Guillermo Del Toro's 'Frankenstein': See What Doug Jones Would Have Looked Like As The Monster In The Film That Never Happened

Guillermo del Toro's Frankenstein movie, which never got made, is just one of many great "what if" Hollywood scenarios involving the cinephile director. He had been talking about making the movie as far back as 2008, but sadly, it never gained enough traction to get it to the starting line.

It did, however, get far enough that del Toro's frequent collaborator, actor Doug Jones, saw a bust of his own head as Frankenstein's monster, and in a recent interview, he describes what his version of the classic horror character would have looked like.
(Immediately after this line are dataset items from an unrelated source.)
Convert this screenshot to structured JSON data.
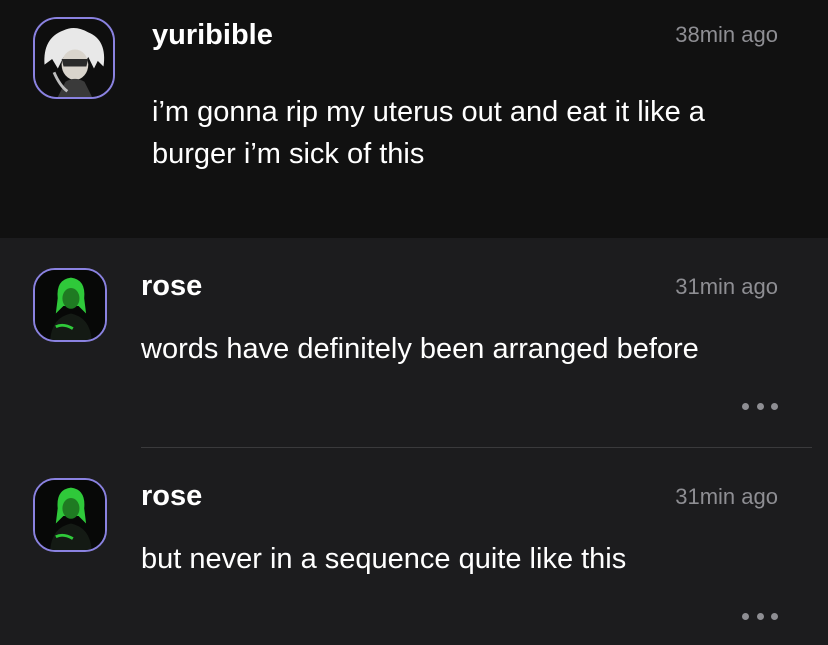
{
  "posts": [
    {
      "username": "yuribible",
      "time": "38min ago",
      "text": "i’m gonna rip my uterus out and eat it like a burger i’m sick of this",
      "avatar_icon": "white-haired-character-avatar"
    }
  ],
  "replies": [
    {
      "username": "rose",
      "time": "31min ago",
      "text": "words have definitely been arranged before",
      "avatar_icon": "green-haired-person-avatar"
    },
    {
      "username": "rose",
      "time": "31min ago",
      "text": "but never in a sequence quite like this",
      "avatar_icon": "green-haired-person-avatar"
    }
  ],
  "colors": {
    "top_background": "#111111",
    "reply_background": "#1c1c1e",
    "avatar_border": "#8a82e0",
    "muted_text": "#8e8e93"
  }
}
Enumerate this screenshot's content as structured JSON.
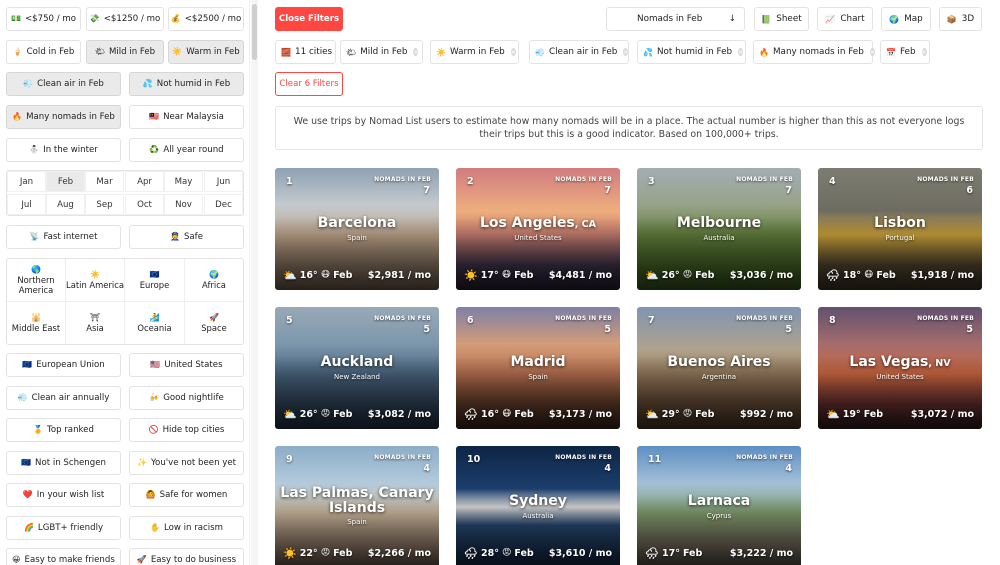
{
  "sidebar": {
    "cost_filters": [
      {
        "icon": "💵",
        "label": "<$750 / mo"
      },
      {
        "icon": "💸",
        "label": "<$1250 / mo"
      },
      {
        "icon": "💰",
        "label": "<$2500 / mo"
      }
    ],
    "weather_filters": [
      {
        "icon": "🍦",
        "label": "Cold in Feb"
      },
      {
        "icon": "🌤",
        "label": "Mild in Feb"
      },
      {
        "icon": "☀️",
        "label": "Warm in Feb"
      }
    ],
    "clean_air": {
      "icon": "💨",
      "label": "Clean air in Feb"
    },
    "not_humid": {
      "icon": "💦",
      "label": "Not humid in Feb"
    },
    "many_nomads": {
      "icon": "🔥",
      "label": "Many nomads in Feb"
    },
    "near": {
      "icon": "🇲🇾",
      "label": "Near Malaysia"
    },
    "in_winter": {
      "icon": "⛄",
      "label": "In the winter"
    },
    "all_year": {
      "icon": "♻️",
      "label": "All year round"
    },
    "months": [
      "Jan",
      "Feb",
      "Mar",
      "Apr",
      "May",
      "Jun",
      "Jul",
      "Aug",
      "Sep",
      "Oct",
      "Nov",
      "Dec"
    ],
    "fast_internet": {
      "icon": "📡",
      "label": "Fast internet"
    },
    "safe": {
      "icon": "👮",
      "label": "Safe"
    },
    "regions": [
      {
        "icon": "🌎",
        "label": "Northern America"
      },
      {
        "icon": "☀️",
        "label": "Latin America"
      },
      {
        "icon": "🇪🇺",
        "label": "Europe"
      },
      {
        "icon": "🌍",
        "label": "Africa"
      },
      {
        "icon": "🕌",
        "label": "Middle East"
      },
      {
        "icon": "⛩",
        "label": "Asia"
      },
      {
        "icon": "🏄",
        "label": "Oceania"
      },
      {
        "icon": "🚀",
        "label": "Space"
      }
    ],
    "european_union": {
      "icon": "🇪🇺",
      "label": "European Union"
    },
    "united_states": {
      "icon": "🇺🇸",
      "label": "United States"
    },
    "clean_air_annually": {
      "icon": "💨",
      "label": "Clean air annually"
    },
    "good_nightlife": {
      "icon": "🍻",
      "label": "Good nightlife"
    },
    "top_ranked": {
      "icon": "🏅",
      "label": "Top ranked"
    },
    "hide_top": {
      "icon": "🚫",
      "label": "Hide top cities"
    },
    "not_schengen": {
      "icon": "🇪🇺",
      "label": "Not in Schengen"
    },
    "not_been": {
      "icon": "✨",
      "label": "You've not been yet"
    },
    "wish_list": {
      "icon": "❤️",
      "label": "In your wish list"
    },
    "safe_women": {
      "icon": "🙆",
      "label": "Safe for women"
    },
    "lgbt": {
      "icon": "🌈",
      "label": "LGBT+ friendly"
    },
    "low_racism": {
      "icon": "✋",
      "label": "Low in racism"
    },
    "make_friends": {
      "icon": "😀",
      "label": "Easy to make friends"
    },
    "do_business": {
      "icon": "🚀",
      "label": "Easy to do business"
    }
  },
  "toolbar": {
    "close_filters": "Close Filters",
    "sort_label": "Nomads in Feb",
    "sort_arrow": "↓",
    "sheet": {
      "icon": "📗",
      "label": "Sheet"
    },
    "chart": {
      "icon": "📈",
      "label": "Chart"
    },
    "map": {
      "icon": "🌍",
      "label": "Map"
    },
    "three_d": {
      "icon": "📦",
      "label": "3D"
    }
  },
  "active_filters": [
    {
      "icon": "🧱",
      "label": "11 cities",
      "removable": false
    },
    {
      "icon": "🌤",
      "label": "Mild in Feb",
      "removable": true
    },
    {
      "icon": "☀️",
      "label": "Warm in Feb",
      "removable": true
    },
    {
      "icon": "💨",
      "label": "Clean air in Feb",
      "removable": true
    },
    {
      "icon": "💦",
      "label": "Not humid in Feb",
      "removable": true
    },
    {
      "icon": "🔥",
      "label": "Many nomads in Feb",
      "removable": true
    },
    {
      "icon": "📅",
      "label": "Feb",
      "removable": true
    }
  ],
  "clear_filters": "Clear 6 Filters",
  "info_text": "We use trips by Nomad List users to estimate how many nomads will be in a place. The actual number is higher than this as not everyone logs their trips but this is a good indicator. Based on 100,000+ trips.",
  "nomads_label": "NOMADS IN FEB",
  "cities": [
    {
      "rank": "1",
      "nomads": "7",
      "name": "Barcelona",
      "state": "",
      "country": "Spain",
      "weather": "⛅",
      "temp": "16°",
      "aqi": "😷",
      "month": "Feb",
      "cost": "$2,981 / mo",
      "img": "img-barcelona"
    },
    {
      "rank": "2",
      "nomads": "7",
      "name": "Los Angeles",
      "state": "CA",
      "country": "United States",
      "weather": "☀️",
      "temp": "17°",
      "aqi": "😷",
      "month": "Feb",
      "cost": "$4,481 / mo",
      "img": "img-la"
    },
    {
      "rank": "3",
      "nomads": "7",
      "name": "Melbourne",
      "state": "",
      "country": "Australia",
      "weather": "⛅",
      "temp": "26°",
      "aqi": "😡",
      "month": "Feb",
      "cost": "$3,036 / mo",
      "img": "img-melbourne"
    },
    {
      "rank": "4",
      "nomads": "6",
      "name": "Lisbon",
      "state": "",
      "country": "Portugal",
      "weather": "🌧",
      "temp": "18°",
      "aqi": "😷",
      "month": "Feb",
      "cost": "$1,918 / mo",
      "img": "img-lisbon"
    },
    {
      "rank": "5",
      "nomads": "5",
      "name": "Auckland",
      "state": "",
      "country": "New Zealand",
      "weather": "⛅",
      "temp": "26°",
      "aqi": "😡",
      "month": "Feb",
      "cost": "$3,082 / mo",
      "img": "img-auckland"
    },
    {
      "rank": "6",
      "nomads": "5",
      "name": "Madrid",
      "state": "",
      "country": "Spain",
      "weather": "🌧",
      "temp": "16°",
      "aqi": "😷",
      "month": "Feb",
      "cost": "$3,173 / mo",
      "img": "img-madrid"
    },
    {
      "rank": "7",
      "nomads": "5",
      "name": "Buenos Aires",
      "state": "",
      "country": "Argentina",
      "weather": "⛅",
      "temp": "29°",
      "aqi": "😡",
      "month": "Feb",
      "cost": "$992 / mo",
      "img": "img-buenosaires"
    },
    {
      "rank": "8",
      "nomads": "5",
      "name": "Las Vegas",
      "state": "NV",
      "country": "United States",
      "weather": "⛅",
      "temp": "19°",
      "aqi": "",
      "month": "Feb",
      "cost": "$3,072 / mo",
      "img": "img-lasvegas"
    },
    {
      "rank": "9",
      "nomads": "4",
      "name": "Las Palmas, Canary Islands",
      "state": "",
      "country": "Spain",
      "weather": "☀️",
      "temp": "22°",
      "aqi": "😡",
      "month": "Feb",
      "cost": "$2,266 / mo",
      "img": "img-laspalmas"
    },
    {
      "rank": "10",
      "nomads": "4",
      "name": "Sydney",
      "state": "",
      "country": "Australia",
      "weather": "🌧",
      "temp": "28°",
      "aqi": "😡",
      "month": "Feb",
      "cost": "$3,610 / mo",
      "img": "img-sydney"
    },
    {
      "rank": "11",
      "nomads": "4",
      "name": "Larnaca",
      "state": "",
      "country": "Cyprus",
      "weather": "🌧",
      "temp": "17°",
      "aqi": "",
      "month": "Feb",
      "cost": "$3,222 / mo",
      "img": "img-larnaca"
    }
  ],
  "colors": {
    "accent": "#ff4742",
    "active_filter_bg": "#eaeaea"
  }
}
Speaking with Collider, Jones – who has played creatures in del Toro movies like from The Faun and the Pale Man in Pan's Labyrinth, Abe Sapien in the Hellboy films, and the amphibian man in The Shape of Water – confirmed that del Toro did indeed want him to play Frankenstein's monster in his would-be film all those years ago, despite the fact that he doesn't have the giant build that you'd expect for someone playing the character:

"[M]y first thought is that I'm not the big, broad, big-boned lumbering Frankenstein that you have in mind. But it was told to me, Guillermo is a big fan of Bernie Wrightson, and a friend of Bernie Wrightson, and Bernie had illustrated a version of Mary Shelley's Frankenstein, and all of the images of Frankenstein's monster in that, that's what he was going to pattern my look after. Which was more emaciated, little skinnier, little more drawn, little more pathetic looking. And yet, had an unnatural physical prowess, an unnatural athleticism to him. He was sewn together with spare parts of a couple different bodies. Very bony face, long, stringy, drawn hair."
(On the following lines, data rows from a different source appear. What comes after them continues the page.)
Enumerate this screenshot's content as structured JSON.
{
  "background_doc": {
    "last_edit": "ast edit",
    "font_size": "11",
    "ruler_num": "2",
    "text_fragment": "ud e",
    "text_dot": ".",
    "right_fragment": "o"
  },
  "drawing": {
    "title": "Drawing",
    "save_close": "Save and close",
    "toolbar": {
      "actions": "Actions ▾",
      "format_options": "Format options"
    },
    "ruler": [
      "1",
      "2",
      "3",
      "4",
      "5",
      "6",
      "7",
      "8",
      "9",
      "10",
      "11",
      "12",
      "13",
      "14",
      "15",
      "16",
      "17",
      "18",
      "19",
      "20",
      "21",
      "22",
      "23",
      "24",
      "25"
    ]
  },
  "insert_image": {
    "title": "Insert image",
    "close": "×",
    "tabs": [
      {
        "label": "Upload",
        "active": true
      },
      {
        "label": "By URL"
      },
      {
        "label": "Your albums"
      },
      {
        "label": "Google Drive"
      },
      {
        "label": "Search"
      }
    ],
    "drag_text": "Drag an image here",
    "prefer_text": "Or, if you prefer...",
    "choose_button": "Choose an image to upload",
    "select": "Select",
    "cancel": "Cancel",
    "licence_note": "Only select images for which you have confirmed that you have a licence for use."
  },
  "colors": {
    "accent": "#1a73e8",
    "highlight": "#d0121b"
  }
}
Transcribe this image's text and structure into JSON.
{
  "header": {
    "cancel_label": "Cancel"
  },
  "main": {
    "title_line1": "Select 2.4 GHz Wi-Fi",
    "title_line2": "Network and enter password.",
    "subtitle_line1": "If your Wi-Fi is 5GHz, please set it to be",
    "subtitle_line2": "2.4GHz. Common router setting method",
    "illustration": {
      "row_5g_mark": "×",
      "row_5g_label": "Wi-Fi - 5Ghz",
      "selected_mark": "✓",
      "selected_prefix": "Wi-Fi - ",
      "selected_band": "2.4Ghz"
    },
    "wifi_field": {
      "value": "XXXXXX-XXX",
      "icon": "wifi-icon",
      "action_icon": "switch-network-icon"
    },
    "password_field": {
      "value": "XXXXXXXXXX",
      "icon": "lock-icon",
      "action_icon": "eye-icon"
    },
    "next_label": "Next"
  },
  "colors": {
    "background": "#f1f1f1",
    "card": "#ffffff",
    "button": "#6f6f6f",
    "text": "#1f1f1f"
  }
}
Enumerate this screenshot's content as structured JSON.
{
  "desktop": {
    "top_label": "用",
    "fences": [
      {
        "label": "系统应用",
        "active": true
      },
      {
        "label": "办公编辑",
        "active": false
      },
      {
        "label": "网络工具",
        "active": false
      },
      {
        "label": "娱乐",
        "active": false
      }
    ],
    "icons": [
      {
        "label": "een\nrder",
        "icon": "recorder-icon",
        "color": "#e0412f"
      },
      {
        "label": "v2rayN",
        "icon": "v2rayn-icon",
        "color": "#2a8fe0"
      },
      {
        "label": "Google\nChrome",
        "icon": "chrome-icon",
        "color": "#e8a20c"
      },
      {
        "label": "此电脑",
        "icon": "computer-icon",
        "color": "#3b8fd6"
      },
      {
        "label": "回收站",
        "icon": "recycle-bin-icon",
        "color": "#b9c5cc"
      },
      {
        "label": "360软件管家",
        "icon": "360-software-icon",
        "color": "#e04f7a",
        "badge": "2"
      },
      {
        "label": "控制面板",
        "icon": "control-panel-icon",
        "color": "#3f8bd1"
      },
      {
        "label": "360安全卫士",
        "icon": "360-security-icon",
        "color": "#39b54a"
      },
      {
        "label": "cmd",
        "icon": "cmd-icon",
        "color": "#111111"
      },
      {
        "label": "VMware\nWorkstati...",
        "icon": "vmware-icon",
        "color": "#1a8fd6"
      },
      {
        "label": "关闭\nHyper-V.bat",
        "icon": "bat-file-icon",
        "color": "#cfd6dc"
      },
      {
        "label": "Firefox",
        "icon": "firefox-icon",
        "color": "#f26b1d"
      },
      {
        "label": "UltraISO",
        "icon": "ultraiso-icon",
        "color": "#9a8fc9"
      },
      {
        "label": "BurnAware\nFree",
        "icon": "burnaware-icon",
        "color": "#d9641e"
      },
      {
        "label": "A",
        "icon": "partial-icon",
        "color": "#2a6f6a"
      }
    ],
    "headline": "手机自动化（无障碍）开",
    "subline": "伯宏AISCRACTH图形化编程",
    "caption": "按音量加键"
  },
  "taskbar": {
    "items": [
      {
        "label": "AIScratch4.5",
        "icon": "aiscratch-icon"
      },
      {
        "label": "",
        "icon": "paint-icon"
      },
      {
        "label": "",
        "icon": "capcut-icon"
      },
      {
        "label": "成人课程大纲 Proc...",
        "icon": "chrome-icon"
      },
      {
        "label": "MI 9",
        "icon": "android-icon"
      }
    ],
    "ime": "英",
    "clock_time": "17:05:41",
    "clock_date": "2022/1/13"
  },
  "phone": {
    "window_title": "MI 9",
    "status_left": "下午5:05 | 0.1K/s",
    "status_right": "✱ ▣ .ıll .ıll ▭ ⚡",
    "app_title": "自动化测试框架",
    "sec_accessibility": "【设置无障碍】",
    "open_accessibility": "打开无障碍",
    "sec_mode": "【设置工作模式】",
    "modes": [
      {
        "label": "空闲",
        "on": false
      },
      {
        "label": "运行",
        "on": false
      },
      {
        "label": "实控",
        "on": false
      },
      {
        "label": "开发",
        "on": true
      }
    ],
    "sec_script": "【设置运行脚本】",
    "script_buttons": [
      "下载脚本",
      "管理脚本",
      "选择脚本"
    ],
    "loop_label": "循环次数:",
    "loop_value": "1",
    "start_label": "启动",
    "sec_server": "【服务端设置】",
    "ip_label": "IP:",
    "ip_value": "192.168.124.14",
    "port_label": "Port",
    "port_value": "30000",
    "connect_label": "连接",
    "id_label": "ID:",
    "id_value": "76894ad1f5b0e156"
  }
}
Here's one of Wrightson's illustrations, which makes it really easy to imagine how Jones could have looked in character:

"I never went through a makeup test myself for it," Jones continued. "But I did go to the creature shop, Spectral Motion, who was developing the look for him at the time...I was in the creature shop for something else, and Mike Elizalde, the owner of the shop, said 'I gotta show you something.' Then he unveiled a head and shoulders bust of me with this monster makeup built on it. It was like, honestly, my eyes welled up. It was so hauntingly beautiful, and it did pay reverence to Bernie Wrightson's artwork and also gave you a different-looking Frankenstein monster than what you're used to."

Jones suspects that Universal's aborted Dark Universe, which was scrapped after the failure of Tom Cruise's The Mummy, could be the reason why del Toro's version never came to the big screen. The Dark Universe version of Frankenstein would have featured Javier Bardem as Frankenstein's monster, who was set to appear in another character's movie before getting his own solo film. Now that the studio is no longer worried about having that connective tissue between films, might we still one day see del Toro standing on a set for his Frankenstein project, screaming "It's alive! It's alive!"?

In the meantime, we may yet see Frankenstein and his horrific creation show up in a CBS procedural or maybe even a Blumhouse movie.